Tempi e spazi non devono soltanto contenere e incentivare l’esperienza autobiografica, ma anche essere
memoria e documento di quell’esperienza stessa. Il ruolo del contesto è quello di essere spazio di memoria
del lavoro attraverso, oltre che lo spazio di lavoro sulla memoria altrui. La documentazione diviene una
dimensione fondamentale del metodo autobiografico che può trovare negli spazi e nei tempi la propria
incarnazione. Una nota a parte merita il caso in cui l’insegnante scelga di realizzare un laboratorio
autobiografico specifico, inerente ad un tema delicato (il proprio percorso scolastico, la famiglia... ecc), in
tal caso lo spazio, e il tempo del lavoro, richiedono la predisposizione di un setting specifico.

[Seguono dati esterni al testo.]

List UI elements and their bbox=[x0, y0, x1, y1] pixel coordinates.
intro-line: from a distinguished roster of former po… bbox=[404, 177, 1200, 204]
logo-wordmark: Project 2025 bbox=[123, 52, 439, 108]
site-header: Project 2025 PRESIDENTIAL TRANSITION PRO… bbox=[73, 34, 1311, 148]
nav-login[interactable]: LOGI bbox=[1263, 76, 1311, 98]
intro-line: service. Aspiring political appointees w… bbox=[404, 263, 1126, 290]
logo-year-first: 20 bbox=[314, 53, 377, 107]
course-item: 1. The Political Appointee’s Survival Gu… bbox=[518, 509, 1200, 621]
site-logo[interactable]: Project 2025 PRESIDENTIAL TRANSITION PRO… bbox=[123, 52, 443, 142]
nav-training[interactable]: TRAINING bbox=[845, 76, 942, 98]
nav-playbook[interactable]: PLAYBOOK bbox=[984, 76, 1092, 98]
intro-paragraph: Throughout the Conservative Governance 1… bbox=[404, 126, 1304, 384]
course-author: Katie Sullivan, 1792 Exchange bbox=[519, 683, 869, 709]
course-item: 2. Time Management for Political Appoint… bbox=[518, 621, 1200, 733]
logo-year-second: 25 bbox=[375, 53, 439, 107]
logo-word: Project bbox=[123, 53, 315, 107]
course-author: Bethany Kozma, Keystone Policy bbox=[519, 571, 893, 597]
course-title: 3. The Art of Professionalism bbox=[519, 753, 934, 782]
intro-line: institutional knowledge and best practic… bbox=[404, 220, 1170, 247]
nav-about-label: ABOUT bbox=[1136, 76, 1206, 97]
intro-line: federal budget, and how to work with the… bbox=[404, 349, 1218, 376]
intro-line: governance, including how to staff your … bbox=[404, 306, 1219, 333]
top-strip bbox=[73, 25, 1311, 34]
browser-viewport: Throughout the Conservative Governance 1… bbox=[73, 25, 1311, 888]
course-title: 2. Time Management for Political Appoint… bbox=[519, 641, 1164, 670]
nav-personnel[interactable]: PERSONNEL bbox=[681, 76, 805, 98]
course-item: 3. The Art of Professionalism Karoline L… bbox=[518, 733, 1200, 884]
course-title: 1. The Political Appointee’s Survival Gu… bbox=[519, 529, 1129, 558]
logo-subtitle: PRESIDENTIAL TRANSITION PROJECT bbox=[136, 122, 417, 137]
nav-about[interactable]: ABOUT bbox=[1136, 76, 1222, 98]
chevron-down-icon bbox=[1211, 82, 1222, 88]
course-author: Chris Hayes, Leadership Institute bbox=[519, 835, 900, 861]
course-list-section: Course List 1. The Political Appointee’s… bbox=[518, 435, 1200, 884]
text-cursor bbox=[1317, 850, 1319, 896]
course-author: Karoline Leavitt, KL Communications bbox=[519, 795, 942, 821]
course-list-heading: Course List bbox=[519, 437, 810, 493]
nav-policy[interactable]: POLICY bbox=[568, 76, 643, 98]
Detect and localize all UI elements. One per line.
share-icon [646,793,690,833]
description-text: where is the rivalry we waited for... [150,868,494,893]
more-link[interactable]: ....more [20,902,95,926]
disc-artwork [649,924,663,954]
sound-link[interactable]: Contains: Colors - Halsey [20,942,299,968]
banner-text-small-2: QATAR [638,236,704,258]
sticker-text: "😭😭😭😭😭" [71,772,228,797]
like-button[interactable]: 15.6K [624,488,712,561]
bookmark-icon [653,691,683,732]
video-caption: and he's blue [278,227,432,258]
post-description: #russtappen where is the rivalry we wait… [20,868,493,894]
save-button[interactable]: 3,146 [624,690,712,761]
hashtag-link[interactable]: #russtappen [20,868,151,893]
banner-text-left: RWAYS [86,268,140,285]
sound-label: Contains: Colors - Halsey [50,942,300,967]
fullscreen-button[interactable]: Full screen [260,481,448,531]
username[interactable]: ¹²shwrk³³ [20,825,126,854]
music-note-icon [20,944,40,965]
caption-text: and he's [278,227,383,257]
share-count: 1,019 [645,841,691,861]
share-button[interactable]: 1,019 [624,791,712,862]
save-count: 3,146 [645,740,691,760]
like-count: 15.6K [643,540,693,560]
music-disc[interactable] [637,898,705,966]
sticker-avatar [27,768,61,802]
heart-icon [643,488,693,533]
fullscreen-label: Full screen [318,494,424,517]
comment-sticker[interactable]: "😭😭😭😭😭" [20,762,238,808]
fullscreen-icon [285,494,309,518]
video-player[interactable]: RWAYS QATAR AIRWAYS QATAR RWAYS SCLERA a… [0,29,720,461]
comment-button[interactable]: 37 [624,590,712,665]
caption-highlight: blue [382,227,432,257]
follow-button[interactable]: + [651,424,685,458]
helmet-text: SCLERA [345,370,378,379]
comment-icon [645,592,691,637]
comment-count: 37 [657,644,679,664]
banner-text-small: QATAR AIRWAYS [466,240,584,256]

È importante
l’alternanza di diversi linguaggi, affinché ciascuno possa trovare il proprio, inoltre vi sarà alternanza di lavori
da fare in piena autonomia e riservatezza.
CHE FORMA ASSUMONO I MATERIALI DIDATTICI?
I materiali, all’intervento del metodo autobiografico, si vanno costruendo con oggetti di uso comune e
materiali multiformi. Vi sono supporti di scrittura, oggetti da comporre, immagini, fotografie, opere d’arte e
così via. Qualsiasi cosa può essere punto di partenza per un lavoro autobiografico, esempi:
- Gli odori, le sensazioni tattili, le fotografie, ripensare i luoghi della propria storia.
Vi sono alcuni punti fermi che caratterizzano la programmazione di un lavoro autobiografico in termini
laboratoriali:
- Pluralità dei linguaggi, affinché ciascuno possa trovare il proprio;
- Processualità delle consegne;
- Ricorsività dei processi;
- Clima di ascolto e attenzione reciproca;
- Ritualità di apertura e chiusura degli incontri.
LA VALUTAZIONE DEL METODO AUTOBIOGRAFICO
Per l’insegnante si tratta di valutare nel senso di attribuire valore a ciò che viene prodotto per il solo fatto
che è stato narrato, scritto, condiviso. Richiede una particolare attenzione, ogni qualvolta in sede di
valutazione venga chiesto all’altro di raccontarsi. La valutazione assume nel metodo autobiografico un
taglio assai differente. La valutazione, diviene, cioè autovalutazione: rilettura del proprio pensare e del
proprio sapere, tramite il quale si è andati costruendo il proprio conoscere. Il metodo autobiografico invita
il docente a costruire spazi di riflessione e di autovalutazione per gli alunni.
COME COMINCIARE
Il metodo ha principalmente a che fare con la postura, di ascolto, accoglienza, riconoscimento dell’unicità
dei soggetti che si hanno di fronte e della classe che va raccontando e costruendo la propria storia. L’inizio è
giocato nella capacità del docente di pensare per storie. Il punto di partenza di ogni lavoro autobiografico è
la condivisione del senso e del metodo, la costruzione di un patto formativo che precisi le regole del gioco,
da costruirsi insieme, bambini e insegnanti.
ESEMPI:
L’area del racconto la predisposizione di momenti dedicati al racconto, diventa un’occasione per
dimostrare agli alunni che in quella classe le storie sono ben accette e ben volute.
- Il gruppo deve darsi un proprio ritmo.
- Condividere non è obbligatorio e commentare non è necessario.
L’area della testimonianza si tratta di lavorare con gli alunni non solo sul contenuto, ma anche
sulla forma: invitandoli a tenere memoria e a cercare la memoria necessaria.
L’area della documentazione qualsiasi condivisione con gli alunni delle strategie di
documentazione dell’apprendimento diventano occasioni di lavoro interessanti e preziose per
ragionare sul senso della memoria, sul significato del <<tenere traccia>>.
CONCLUSIONI
Il metodo autobiografico a scuola invita al rispetto, a una postura di umiltà e di ascolto da parte del docente
che è propedeutica a qualsiasi lavoro, a qualsiasi pratica.